Les auteurs ont suggéré que L'écart entre le squat divisé et la fente de marche était probablement lié à la phase d'atterrissage de la fente de marche et comment les muscles interagissent lors du maintien du positionnement. Ils soulignent également que la diminution de l'amplitude de mouvement dans la fente de marche pour les personnes non entraînées à la résistance indique que le squat divisé est une meilleure variation pour cette population.

Programmation Lunge et Split Squat

Le squat fendu et la fente sont fantastiques pour construire les jambes, cependant, la charge controlatérale peut fournir un léger avantage en ce qui concerne l'activité des fessiers médius et vastus lateralis. Le type de fente et de squat fractionné peut également modifier les adaptations, ce qui doit également être pris en compte lors de la programmation.

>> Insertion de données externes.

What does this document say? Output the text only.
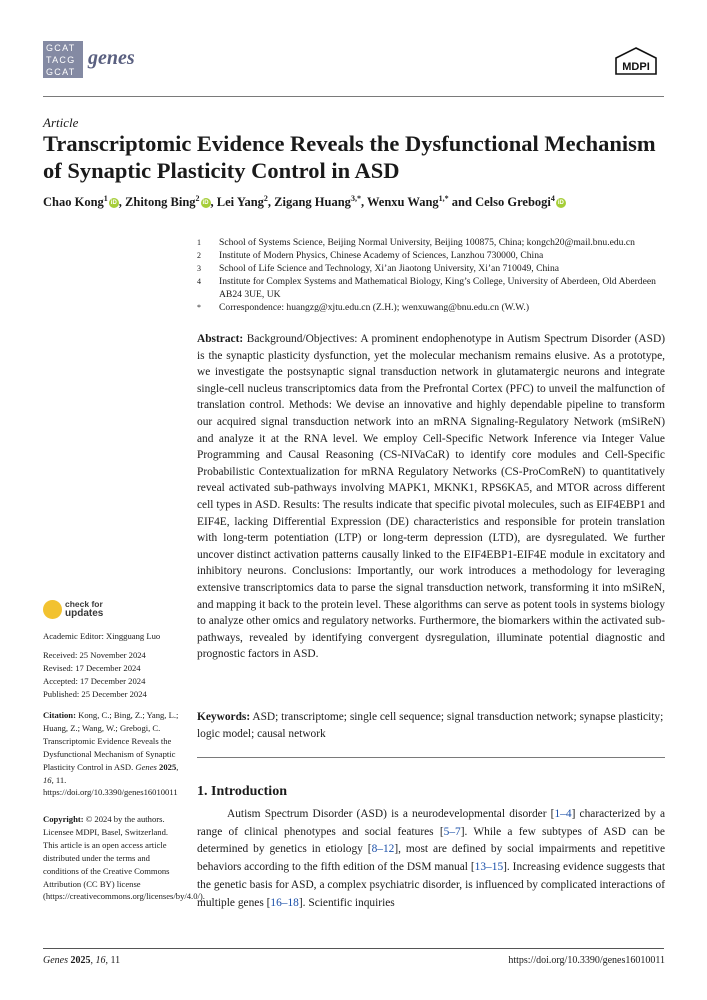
GCAT
TACG
GCAT
genes	MDPI
Article
Transcriptomic Evidence Reveals the Dysfunctional Mechanism of Synaptic Plasticity Control in ASD
Chao Kong$^1$iD , Zhitong Bing$^2$iD , Lei Yang$^2$, Zigang Huang$^{3,*}$, Wenxu Wang$^{1,*}$ and Celso Grebogi$^4$iD
1	School of Systems Science, Beijing Normal University, Beijing 100875, China; kongch20@mail.bnu.edu.cn
2	Institute of Modern Physics, Chinese Academy of Sciences, Lanzhou 730000, China
3	School of Life Science and Technology, Xi’an Jiaotong University, Xi’an 710049, China
4	Institute for Complex Systems and Mathematical Biology, King’s College, University of Aberdeen, Old Aberdeen AB24 3UE, UK
*	Correspondence: huangzg@xjtu.edu.cn (Z.H.); wenxuwang@bnu.edu.cn (W.W.)
Abstract: Background/Objectives: A prominent endophenotype in Autism Spectrum Disorder (ASD) is the synaptic plasticity dysfunction, yet the molecular mechanism remains elusive. As a prototype, we investigate the postsynaptic signal transduction network in glutamatergic neurons and integrate single-cell nucleus transcriptomics data from the Prefrontal Cortex (PFC) to unveil the malfunction of translation control. Methods: We devise an innovative and highly dependable pipeline to transform our acquired signal transduction network into an mRNA Signaling-Regulatory Network (mSiReN) and analyze it at the RNA level. We employ Cell-Specific Network Inference via Integer Value Programming and Causal Reasoning (CS-NIVaCaR) to identify core modules and Cell-Specific Probabilistic Contextualization for mRNA Regulatory Networks (CS-ProComReN) to quantitatively reveal activated sub-pathways involving MAPK1, MKNK1, RPS6KA5, and MTOR across different cell types in ASD. Results: The results indicate that specific pivotal molecules, such as EIF4EBP1 and EIF4E, lacking Differential Expression (DE) characteristics and responsible for protein translation with long-term potentiation (LTP) or long-term depression (LTD), are dysregulated. We further uncover distinct activation patterns causally linked to the EIF4EBP1-EIF4E module in excitatory and inhibitory neurons. Conclusions: Importantly, our work introduces a methodology for leveraging extensive transcriptomics data to parse the signal transduction network, transforming it into mSiReN, and mapping it back to the protein level. These algorithms can serve as potent tools in systems biology to analyze other omics and regulatory networks. Furthermore, the biomarkers within the activated sub-pathways, revealed by identifying convergent dysregulation, illuminate potential diagnostic and prognostic factors in ASD.
Keywords: ASD; transcriptome; single cell sequence; signal transduction network; synapse plasticity; logic model; causal network
1. Introduction
Autism Spectrum Disorder (ASD) is a neurodevelopmental disorder [1–4] characterized by a range of clinical phenotypes and social features [5–7]. While a few subtypes of ASD can be determined by genetics in etiology [8–12], most are defined by social impairments and repetitive behaviors according to the fifth edition of the DSM manual [13–15]. Increasing evidence suggests that the genetic basis for ASD, a complex psychiatric disorder, is influenced by complicated interactions of multiple genes [16–18]. Scientific inquiries
check for
updates
Academic Editor: Xingguang Luo
Received: 25 November 2024
Revised: 17 December 2024
Accepted: 17 December 2024
Published: 25 December 2024
Citation: Kong, C.; Bing, Z.; Yang, L.; Huang, Z.; Wang, W.; Grebogi, C. Transcriptomic Evidence Reveals the Dysfunctional Mechanism of Synaptic Plasticity Control in ASD. Genes 2025, 16, 11. https://doi.org/10.3390/genes16010011
Copyright: © 2024 by the authors. Licensee MDPI, Basel, Switzerland. This article is an open access article distributed under the terms and conditions of the Creative Commons Attribution (CC BY) license (https://creativecommons.org/licenses/by/4.0/).
Genes 2025, 16, 11	https://doi.org/10.3390/genes16010011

  • Pour les athlètes qui pratiquent des sports nécessitant une stabilité unilatérale du torse et du bas du corps, puis une charge controlatérale force être la meilleure option pour obtenir le meilleur rapport qualité-prix, cependant, ipsilatéral fonctionne également très bien. Cela dépend vraiment du contexte de votre sport et des déséquilibres potentiels.
  • Pour les haltérophiles récréatifs qui souhaitent simplement s'améliorer à tous les niveaux, utilisez les options de chargement ipsilatérales et controlatérales et faites-les pivoter bloc par bloc.
  • Pour la force du fessier moyen en particulier, les charges controlatérales ont généralement été recommandées comme meilleur pari.

À la fin de la journée, utilisez les deux options et faites-les pivoter dans votre programme en fonction des objectifs d'entraînement actuels.

Les références

1. Stastny, P., Lehnert, M., Zaatar, A., Svoboda, Z., Et Xaverova, Z. (2015). La position de port d'haltères modifie-t-elle l'activité musculaire dans les squats fractionnés et les fentes de marche?. Journal de recherche sur la force et le conditionnement, 29(11), 3177-3187.